Se nel 2014 gli stress test della BCE sugli Istituti italiani registrarono la bocciatura di nove istituti su 25, il 2015 ha visto migliorare le cose: ad essere rimandate solamente la Popolare di Vicenza e Veneto Banca. Una notizia rassicurante, ma non troppo soprattutto se consideriamo che sono ben 16 le banche sotto commissariamento dalla Banca d’Italia e quindi in una situazione non certo positiva:

Banca Brutia Cassa di risparmio di Loreto Cassa di risparmio di Chieti Banca popolare dell’Etna Bcc Irpinia di Avellino Banca popolare delle province calabre BCC Banca Romagna Cooperativa BCC Irpina BCC Banca Padovana Cassa rurale di Folgaria Banca di Cascina BCC Cittanova Istituto per il credito sportivo

Sia ben chiaro, sotto commissariamento non significa conseguentemente default.
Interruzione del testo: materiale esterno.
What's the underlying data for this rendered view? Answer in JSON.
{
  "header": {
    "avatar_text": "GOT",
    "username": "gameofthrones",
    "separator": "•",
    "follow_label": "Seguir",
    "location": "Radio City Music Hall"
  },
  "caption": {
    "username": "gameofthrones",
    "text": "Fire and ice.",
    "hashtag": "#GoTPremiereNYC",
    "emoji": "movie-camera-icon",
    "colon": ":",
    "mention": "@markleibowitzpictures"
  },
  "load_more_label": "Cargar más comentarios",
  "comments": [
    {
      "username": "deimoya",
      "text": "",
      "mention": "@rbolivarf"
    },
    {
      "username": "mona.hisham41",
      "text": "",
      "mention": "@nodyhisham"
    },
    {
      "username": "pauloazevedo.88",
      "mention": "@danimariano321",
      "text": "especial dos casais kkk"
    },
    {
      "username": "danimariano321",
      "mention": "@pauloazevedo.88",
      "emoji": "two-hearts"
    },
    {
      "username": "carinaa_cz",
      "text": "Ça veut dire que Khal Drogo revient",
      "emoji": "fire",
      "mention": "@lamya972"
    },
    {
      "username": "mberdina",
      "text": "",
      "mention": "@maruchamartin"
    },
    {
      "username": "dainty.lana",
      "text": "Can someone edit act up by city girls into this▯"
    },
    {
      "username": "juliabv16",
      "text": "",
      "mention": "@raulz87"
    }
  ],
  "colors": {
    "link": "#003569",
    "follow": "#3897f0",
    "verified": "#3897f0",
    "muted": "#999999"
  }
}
Lo precisava mesi fa anche l’associazione di settore Federcasse “non esiste alcun nesso causale diretto tra il provvedimento di amministrazione straordinaria ed il fallimento della banca stessa“.

Sta di fatto che la situazione di commissariamento è comunque un provvedimento serio applicato solo in situazioni gravi, attuato con l’intento di evitare situazioni peggiori come la chiusura dell’Istituto.

A questi Istituti sotto controllo se ne aggiungono altri che, per diverse motivazioni, risultano però in posizione critica:

Monte dei Paschi Veneto Banca Banca Popolare di Vicenza La Banca senese è risultata la peggior banca europea dopo gli stress test 2016 e costretta ad uno specifico piano di risanamento. I due istituti veneti invece, Veneto Banca e Banco Popolare di Vicenza, stanno vivendo una situazione di enorme criticità.


Le 8 banche italiane a rischio secondo il Financial Times

Nella campagna sul referendum costituzionale del 4 Dicembre sono state molteplici le voci riguardo possibili ripercussioni sugli Istituti italiani, specialmente in caso di vittoria del NO. Una realtà che i giorni successivi al referendum paiono smorzare, ma che non cancella i tanti dubbi legati all’incertezza politica italiana. Come previsto infatti la netta affermazione del fronte del NO ha aperto una crisi di governo, spingendo il Premier Renzi alle dimissioni.

Un momento di incertezza che aveva già preannunciato il Financial Times, parlando in numerosi articoli di altissimo rischio di fallimento per almeno 8 Banche del bel paese. La poca chiarezza a livello governativo rischia infatti di aumentare le certezze del mercato allontanando eventuali investitori per ricapitalizzarle.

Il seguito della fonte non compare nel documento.